Our political discussions are beginning to reach an impasse, and have escalated to shouting matches on more than one occasion. I would prefer not to suspend such discussions just to keep a civil relationship with my father, but sometimes I wonder if it is possible. Perhaps primarily because of his still wholehearted absorption of Limbaugh et al. and their rhetoric, he constantly assumes that my support of some actions of the current administration equates to support of everything, and constantly repeats talking points that I have already researched and found nothing substantive to support.

He continually tells me, for example, that universal health care of any kind, shape, or flavor will simply not work, and will deny more people care than the current US system does, despite all my efforts to show him the mountains of data that refute such a claim, both from countries that have forms of universal care and from States within our own country that do. He seems to believe that once universal coverage of health care is assumed in any form, suddenly all the hospitals will fold up and all the doctors will flee to other countries where they can make more money, etc., and I'm increasingly certain that he believes this primarily because it's been shouted into his attentive ears every day for years. I don't even know how to approach that one anymore.
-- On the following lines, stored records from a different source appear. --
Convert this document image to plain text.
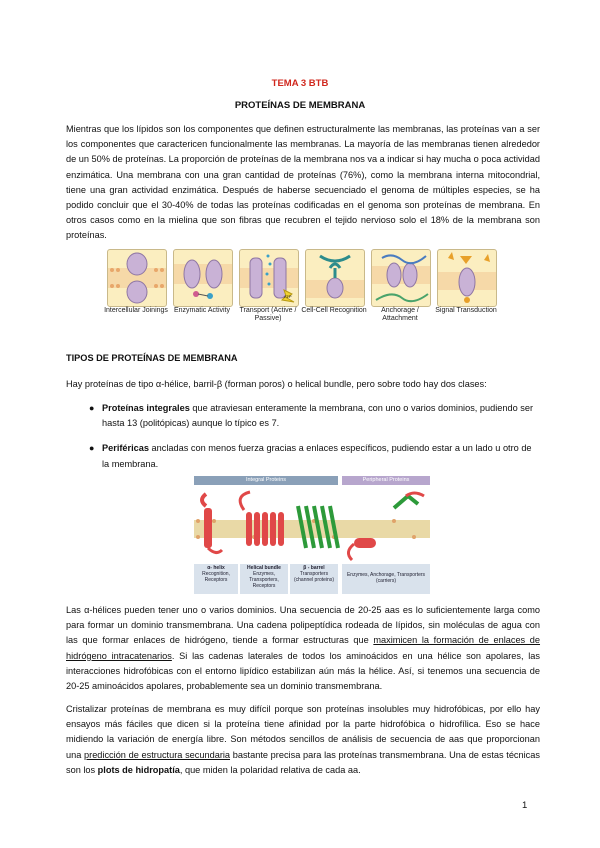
TEMA 3 BTB
PROTEÍNAS DE MEMBRANA

Mientras que los lípidos son los componentes que definen estructuralmente las membranas, las proteínas van a ser los componentes que caractericen funcionalmente las membranas. La mayoría de las membranas tienen alrededor de un 50% de proteínas. La proporción de proteínas de la membrana nos va a indicar si hay mucha o poca actividad enzimática. Una membrana con una gran cantidad de proteínas (76%), como la membrana interna mitocondrial, tiene una gran actividad enzimática. Después de haberse secuenciado el genoma de múltiples especies, se ha podido concluir que el 30-40% de todas las proteínas codificadas en el genoma son proteínas de membrana. En otros casos como en la mielina que son fibras que recubren el tejido nervioso solo el 18% de la membrana son proteínas.

Intercellular Joinings Enzymatic Activity
ATP
Transport (Active / Passive)
Cell-Cell Recognition	Anchorage / Attachment
Signal Transduction
TIPOS DE PROTEÍNAS DE MEMBRANA

Hay proteínas de tipo α-hélice, barril-β (forman poros) o helical bundle, pero sobre todo hay dos clases:

● Proteínas integrales que atraviesan enteramente la membrana, con uno o varios dominios, pudiendo ser hasta 13 (politópicas) aunque lo típico es 7.
● Periféricas ancladas con menos fuerza gracias a enlaces específicos, pudiendo estar a un lado u otro de la membrana.
Integral Proteins	Peripheral Proteins
α- helix
Recognition, Receptors
Helical bundle
Enzymes, Transporters, Receptors
β - barrel
Transporters (channel proteins)
Enzymes, Anchorage, Transporters (carriers)

Las α-hélices pueden tener uno o varios dominios. Una secuencia de 20-25 aas es lo suficientemente larga como para formar un dominio transmembrana. Una cadena polipeptídica rodeada de lípidos, sin moléculas de agua con las que formar enlaces de hidrógeno, tiende a formar estructuras que maximicen la formación de enlaces de hidrógeno intracatenarios. Si las cadenas laterales de todos los aminoácidos en una hélice son apolares, las interacciones hidrofóbicas con el entorno lipídico estabilizan aún más la hélice. Así, si tenemos una secuencia de 20-25 aminoácidos apolares, probablemente sea un dominio transmembrana.

Cristalizar proteínas de membrana es muy difícil porque son proteínas insolubles muy hidrofóbicas, por ello hay ensayos más fáciles que dicen si la proteína tiene afinidad por la parte hidrofóbica o hidrofílica. Eso se hace midiendo la variación de energía libre. Son métodos sencillos de análisis de secuencia de aas que proporcionan una predicción de estructura secundaria bastante precisa para las proteínas transmembrana. Una de estas técnicas son los plots de hidropatía, que miden la polaridad relativa de cada aa.

1
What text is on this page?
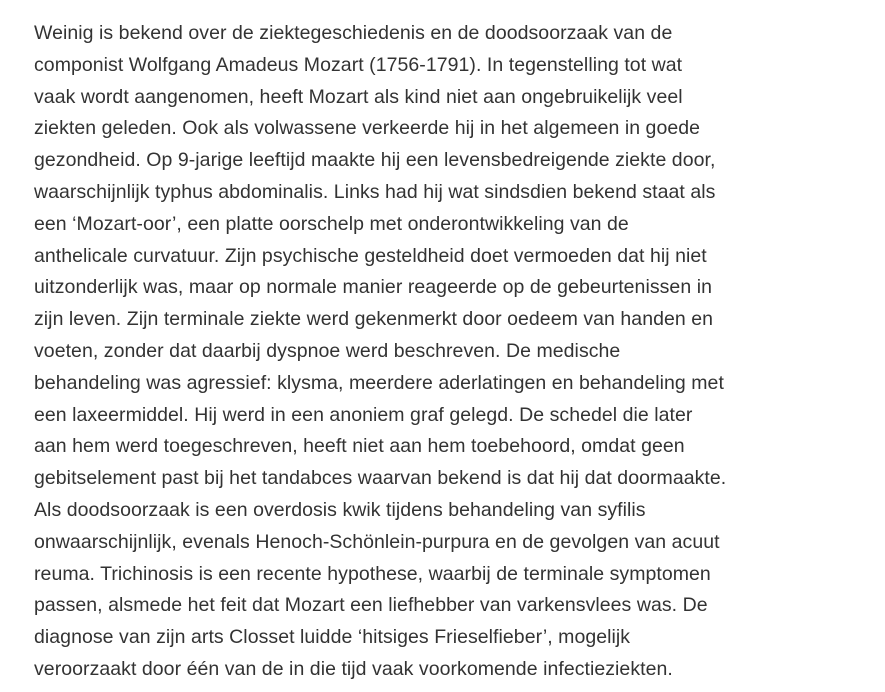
Weinig is bekend over de ziektegeschiedenis en de doodsoorzaak van de
componist Wolfgang Amadeus Mozart (1756-1791). In tegenstelling tot wat
vaak wordt aangenomen, heeft Mozart als kind niet aan ongebruikelijk veel
ziekten geleden. Ook als volwassene verkeerde hij in het algemeen in goede
gezondheid. Op 9-jarige leeftijd maakte hij een levensbedreigende ziekte door,
waarschijnlijk typhus abdominalis. Links had hij wat sindsdien bekend staat als
een ‘Mozart-oor’, een platte oorschelp met onderontwikkeling van de
anthelicale curvatuur. Zijn psychische gesteldheid doet vermoeden dat hij niet
uitzonderlijk was, maar op normale manier reageerde op de gebeurtenissen in
zijn leven. Zijn terminale ziekte werd gekenmerkt door oedeem van handen en
voeten, zonder dat daarbij dyspnoe werd beschreven. De medische
behandeling was agressief: klysma, meerdere aderlatingen en behandeling met
een laxeermiddel. Hij werd in een anoniem graf gelegd. De schedel die later
aan hem werd toegeschreven, heeft niet aan hem toebehoord, omdat geen
gebitselement past bij het tandabces waarvan bekend is dat hij dat doormaakte.
Als doodsoorzaak is een overdosis kwik tijdens behandeling van syfilis
onwaarschijnlijk, evenals Henoch-Schönlein-purpura en de gevolgen van acuut
reuma. Trichinosis is een recente hypothese, waarbij de terminale symptomen
passen, alsmede het feit dat Mozart een liefhebber van varkensvlees was. De
diagnose van zijn arts Closset luidde ‘hitsiges Frieselfieber’, mogelijk
veroorzaakt door één van de in die tijd vaak voorkomende infectieziekten.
Though our talks on the particulars of the modern political arena often reach stalemate, out discussions on the philosophies of politics are usually a little more fruitful. I find it difficult to pin down my own political beliefs in just a few words, but they encompass such ideas as social contracts, universal suffrage, and mixed economics, along with a belief that we are all better off when the least of us is better off, and that one of the functions of government is to assist the least of us. I also believe in religious freedom, and I believe only a secular government can continue to guarantee those freedoms for all of its citizens, a point on which we often argue.

My dad's beliefs are an amalgamation of economic libertarianism and civil conservatism, and he continually repeats the maxim 'that governs best which governs least', though he does acknowledge that it has a lower limit and does not consider himself any flavor of anarchist. Rather, he asserts that government is a necessary evil, and that the less of it we can get away with the better. In many areas we find agreement, but our overall philosophies remain mostly incompatible, and I enjoy discussing those differences and trying to pry both his reasoning and my own out into the open.
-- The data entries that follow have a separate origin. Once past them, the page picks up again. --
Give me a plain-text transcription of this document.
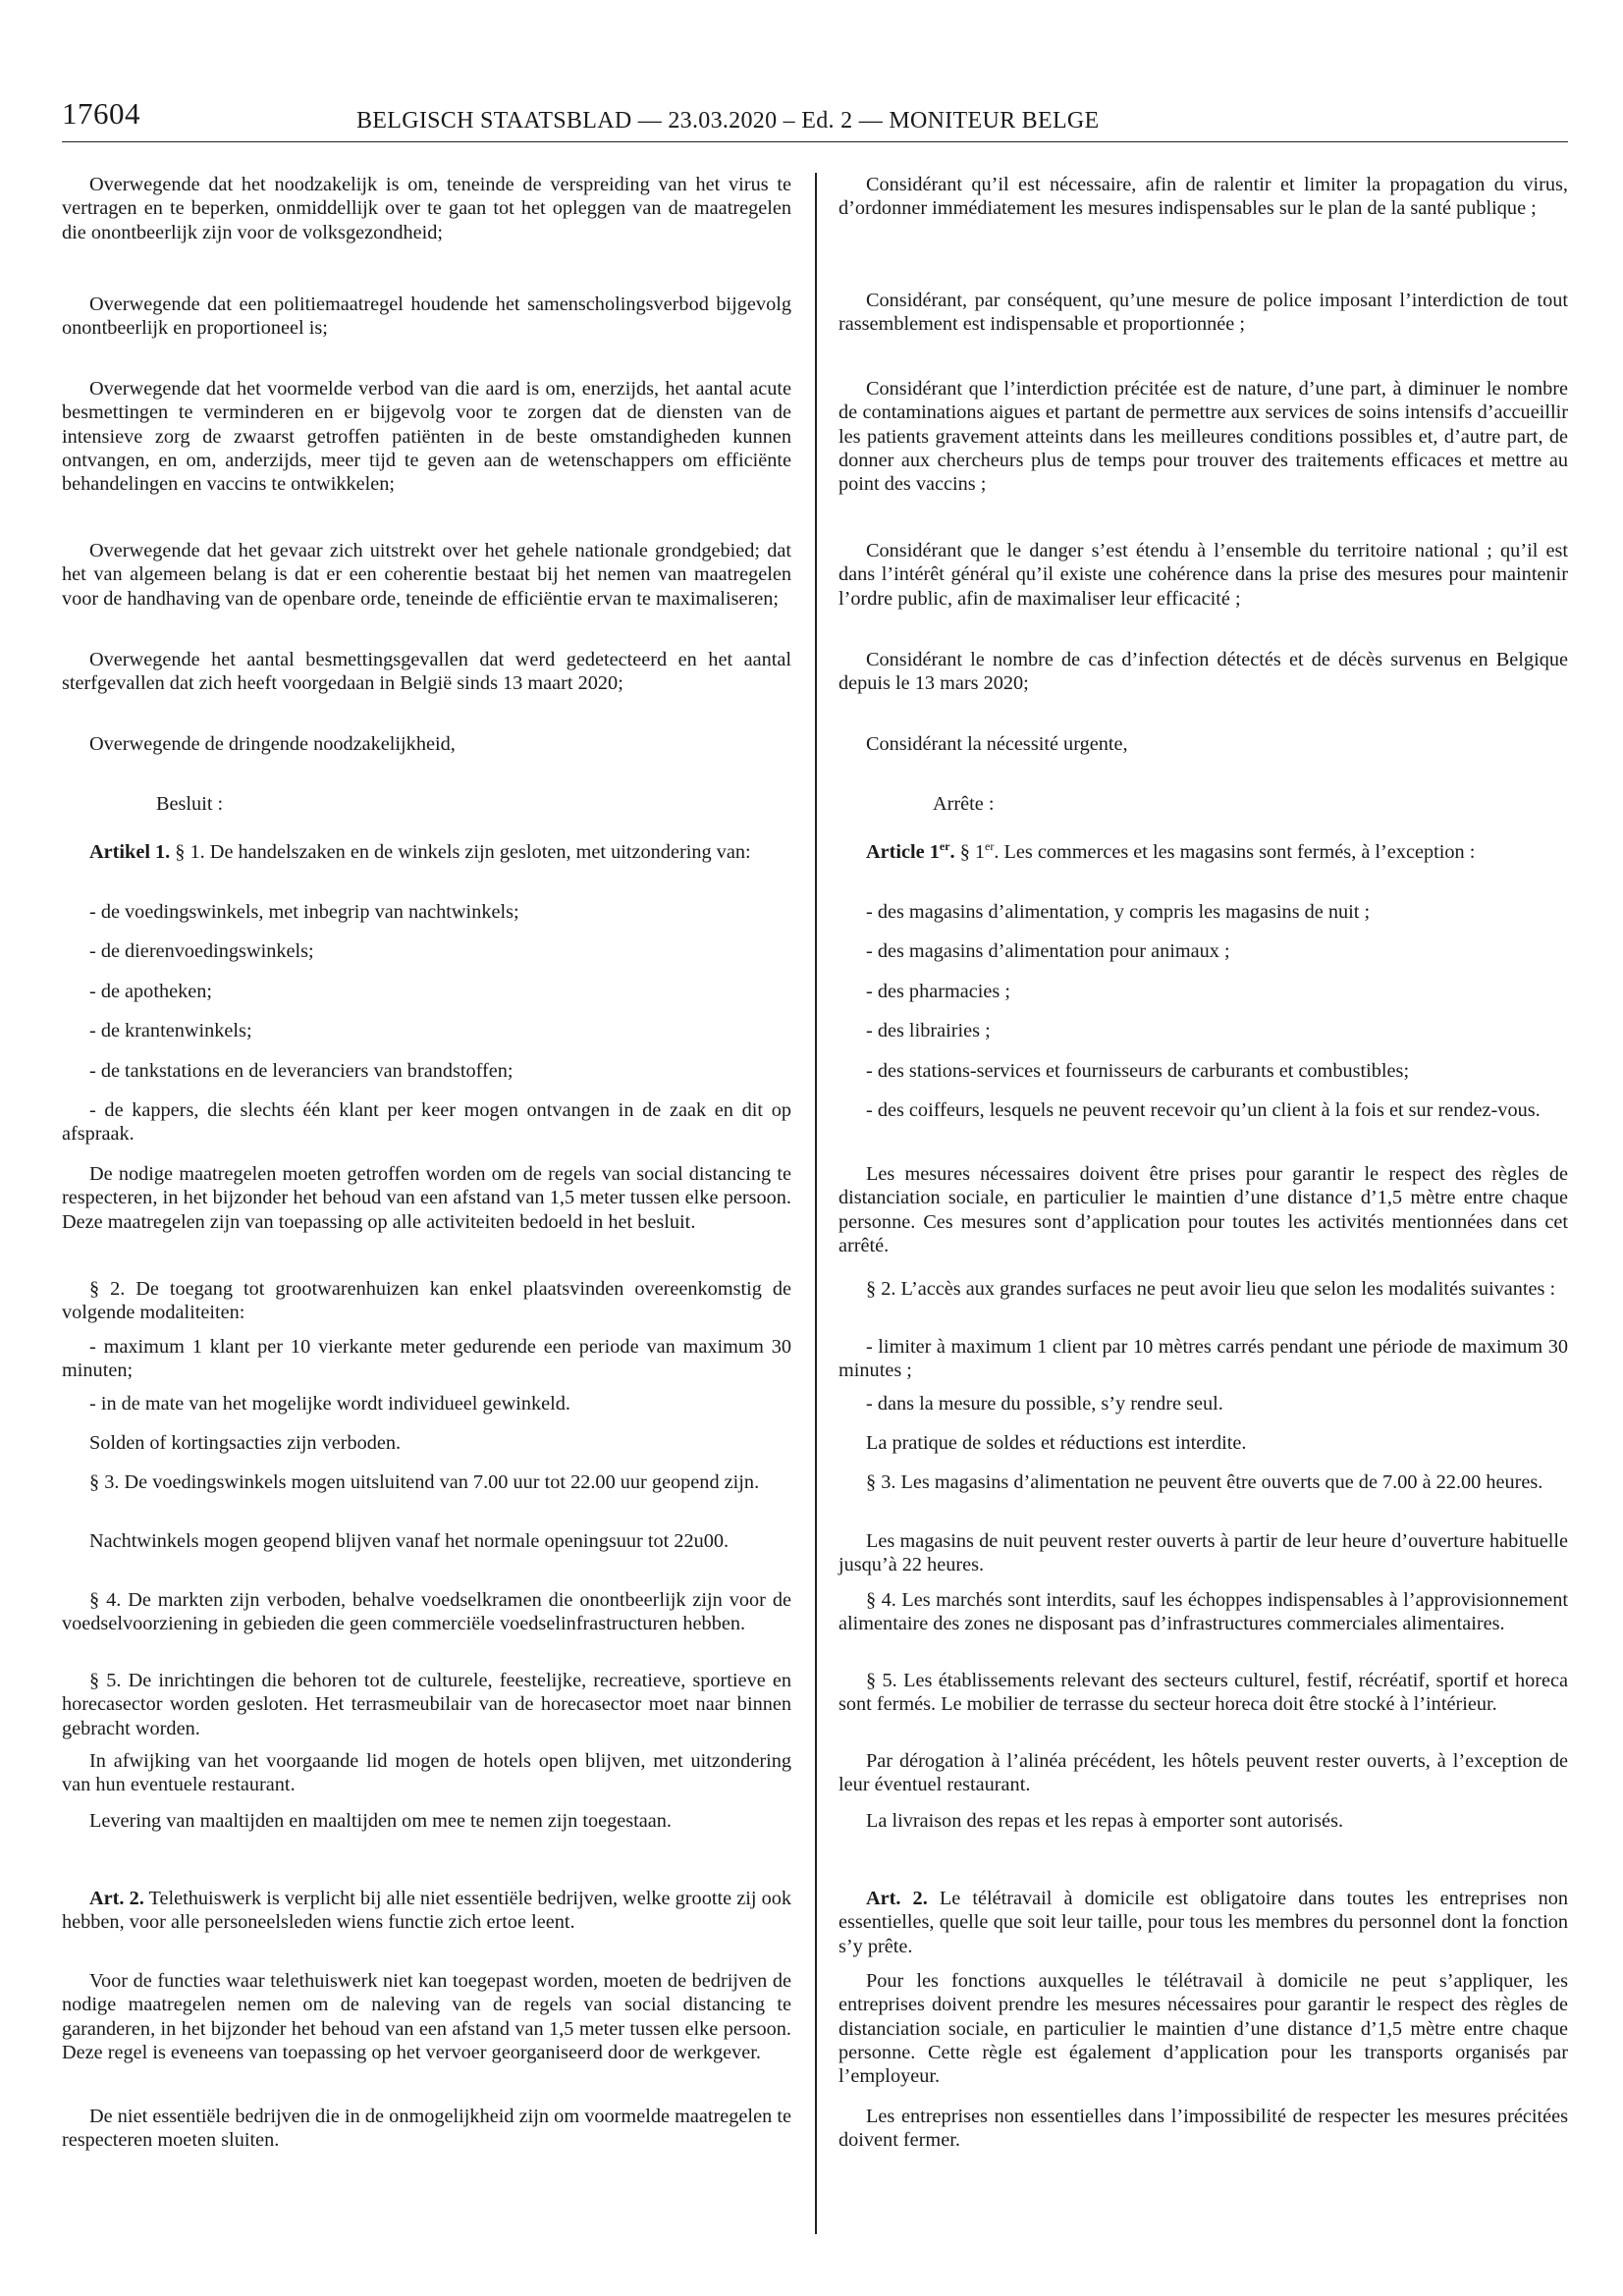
17604	BELGISCH STAATSBLAD — 23.03.2020 – Ed. 2 — MONITEUR BELGE

Overwegende dat het noodzakelijk is om, teneinde de verspreiding van het virus te vertragen en te beperken, onmiddellijk over te gaan tot het opleggen van de maatregelen die onontbeerlijk zijn voor de volksgezondheid;

Overwegende dat een politiemaatregel houdende het samenscholingsverbod bijgevolg onontbeerlijk en proportioneel is;

Overwegende dat het voormelde verbod van die aard is om, enerzijds, het aantal acute besmettingen te verminderen en er bijgevolg voor te zorgen dat de diensten van de intensieve zorg de zwaarst getroffen patiënten in de beste omstandigheden kunnen ontvangen, en om, anderzijds, meer tijd te geven aan de wetenschappers om efficiënte behandelingen en vaccins te ontwikkelen;

Overwegende dat het gevaar zich uitstrekt over het gehele nationale grondgebied; dat het van algemeen belang is dat er een coherentie bestaat bij het nemen van maatregelen voor de handhaving van de openbare orde, teneinde de efficiëntie ervan te maximaliseren;

Overwegende het aantal besmettingsgevallen dat werd gedetecteerd en het aantal sterfgevallen dat zich heeft voorgedaan in België sinds 13 maart 2020;

Overwegende de dringende noodzakelijkheid,

Besluit :

Artikel 1. § 1. De handelszaken en de winkels zijn gesloten, met uitzondering van:

- de voedingswinkels, met inbegrip van nachtwinkels;

- de dierenvoedingswinkels;

- de apotheken;

- de krantenwinkels;

- de tankstations en de leveranciers van brandstoffen;

- de kappers, die slechts één klant per keer mogen ontvangen in de zaak en dit op afspraak.

De nodige maatregelen moeten getroffen worden om de regels van social distancing te respecteren, in het bijzonder het behoud van een afstand van 1,5 meter tussen elke persoon. Deze maatregelen zijn van toepassing op alle activiteiten bedoeld in het besluit.

§ 2. De toegang tot grootwarenhuizen kan enkel plaatsvinden overeenkomstig de volgende modaliteiten:

- maximum 1 klant per 10 vierkante meter gedurende een periode van maximum 30 minuten;

- in de mate van het mogelijke wordt individueel gewinkeld.

Solden of kortingsacties zijn verboden.

§ 3. De voedingswinkels mogen uitsluitend van 7.00 uur tot 22.00 uur geopend zijn.

Nachtwinkels mogen geopend blijven vanaf het normale openingsuur tot 22u00.

§ 4. De markten zijn verboden, behalve voedselkramen die onontbeerlijk zijn voor de voedselvoorziening in gebieden die geen commerciële voedselinfrastructuren hebben.

§ 5. De inrichtingen die behoren tot de culturele, feestelijke, recreatieve, sportieve en horecasector worden gesloten. Het terrasmeubilair van de horecasector moet naar binnen gebracht worden.

In afwijking van het voorgaande lid mogen de hotels open blijven, met uitzondering van hun eventuele restaurant.

Levering van maaltijden en maaltijden om mee te nemen zijn toegestaan.

Art. 2. Telethuiswerk is verplicht bij alle niet essentiële bedrijven, welke grootte zij ook hebben, voor alle personeelsleden wiens functie zich ertoe leent.

Voor de functies waar telethuiswerk niet kan toegepast worden, moeten de bedrijven de nodige maatregelen nemen om de naleving van de regels van social distancing te garanderen, in het bijzonder het behoud van een afstand van 1,5 meter tussen elke persoon. Deze regel is eveneens van toepassing op het vervoer georganiseerd door de werkgever.

De niet essentiële bedrijven die in de onmogelijkheid zijn om voormelde maatregelen te respecteren moeten sluiten.

Considérant qu’il est nécessaire, afin de ralentir et limiter la propagation du virus, d’ordonner immédiatement les mesures indispensables sur le plan de la santé publique ;

Considérant, par conséquent, qu’une mesure de police imposant l’interdiction de tout rassemblement est indispensable et proportionnée ;

Considérant que l’interdiction précitée est de nature, d’une part, à diminuer le nombre de contaminations aigues et partant de permettre aux services de soins intensifs d’accueillir les patients gravement atteints dans les meilleures conditions possibles et, d’autre part, de donner aux chercheurs plus de temps pour trouver des traitements efficaces et mettre au point des vaccins ;

Considérant que le danger s’est étendu à l’ensemble du territoire national ; qu’il est dans l’intérêt général qu’il existe une cohérence dans la prise des mesures pour maintenir l’ordre public, afin de maximaliser leur efficacité ;

Considérant le nombre de cas d’infection détectés et de décès survenus en Belgique depuis le 13 mars 2020;

Considérant la nécessité urgente,

Arrête :

Article 1er. § 1er. Les commerces et les magasins sont fermés, à l’exception :

- des magasins d’alimentation, y compris les magasins de nuit ;

- des magasins d’alimentation pour animaux ;

- des pharmacies ;

- des librairies ;

- des stations-services et fournisseurs de carburants et combustibles;

- des coiffeurs, lesquels ne peuvent recevoir qu’un client à la fois et sur rendez-vous.

Les mesures nécessaires doivent être prises pour garantir le respect des règles de distanciation sociale, en particulier le maintien d’une distance d’1,5 mètre entre chaque personne. Ces mesures sont d’application pour toutes les activités mentionnées dans cet arrêté.

§ 2. L’accès aux grandes surfaces ne peut avoir lieu que selon les modalités suivantes :

- limiter à maximum 1 client par 10 mètres carrés pendant une période de maximum 30 minutes ;

- dans la mesure du possible, s’y rendre seul.

La pratique de soldes et réductions est interdite.

§ 3. Les magasins d’alimentation ne peuvent être ouverts que de 7.00 à 22.00 heures.

Les magasins de nuit peuvent rester ouverts à partir de leur heure d’ouverture habituelle jusqu’à 22 heures.

§ 4. Les marchés sont interdits, sauf les échoppes indispensables à l’approvisionnement alimentaire des zones ne disposant pas d’infrastructures commerciales alimentaires.

§ 5. Les établissements relevant des secteurs culturel, festif, récréatif, sportif et horeca sont fermés. Le mobilier de terrasse du secteur horeca doit être stocké à l’intérieur.

Par dérogation à l’alinéa précédent, les hôtels peuvent rester ouverts, à l’exception de leur éventuel restaurant.

La livraison des repas et les repas à emporter sont autorisés.

Art. 2. Le télétravail à domicile est obligatoire dans toutes les entreprises non essentielles, quelle que soit leur taille, pour tous les membres du personnel dont la fonction s’y prête.

Pour les fonctions auxquelles le télétravail à domicile ne peut s’appliquer, les entreprises doivent prendre les mesures nécessaires pour garantir le respect des règles de distanciation sociale, en particulier le maintien d’une distance d’1,5 mètre entre chaque personne. Cette règle est également d’application pour les transports organisés par l’employeur.

Les entreprises non essentielles dans l’impossibilité de respecter les mesures précitées doivent fermer.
Though it might seem odd given how different our beliefs are today, my discussions with him on religion and politics are largely to thank for my current beliefs, values, and philosophies. Such discussions help me see my own reasoning in a different light, spot errors in it, and examine the reasoning of others on the same questions, and most of my discussions on those topics have been with my dad. It has been out of the crucible of our clashing, opposing ideas that mine have taken more substantial and complete form, if you'll forgive me the momentary lapse into purple prose.
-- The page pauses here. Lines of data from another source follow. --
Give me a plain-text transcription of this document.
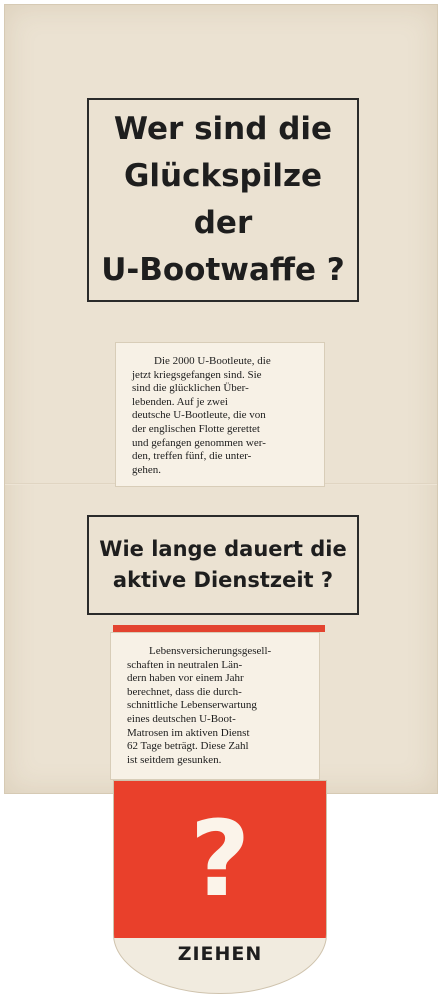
Wer sind die
Glückspilze
der
U-Bootwaffe ?
Die 2000 U-Bootleute, die
jetzt kriegsgefangen sind. Sie
sind die glücklichen Über-
lebenden. Auf je zwei
deutsche U-Bootleute, die von
der englischen Flotte gerettet
und gefangen genommen wer-
den, treffen fünf, die unter-
gehen.
Wie lange dauert die
aktive Dienstzeit ?
Lebensversicherungsgesell-
schaften in neutralen Län-
dern haben vor einem Jahr
berechnet, dass die durch-
schnittliche Lebenserwartung
eines deutschen U-Boot-
Matrosen im aktiven Dienst
62 Tage beträgt. Diese Zahl
ist seitdem gesunken.
?
ZIEHEN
I hope in the future we are able to continue those discussions without alienating each other, though I sometimes wonder if that is possible. I will be saddened if we must suspend those discussions in order to have holiday dinners together, as he had to with his parents.

This one is long enough for now I think, but I'll try to get more in before the month is out. I'd like to talk about some of my recent thoughts on religion, and also cover some more light-hearted topics, such as gaming and novels. I maybe be able to pick up a new game in the foreseeable future, and if so you can expect a full review.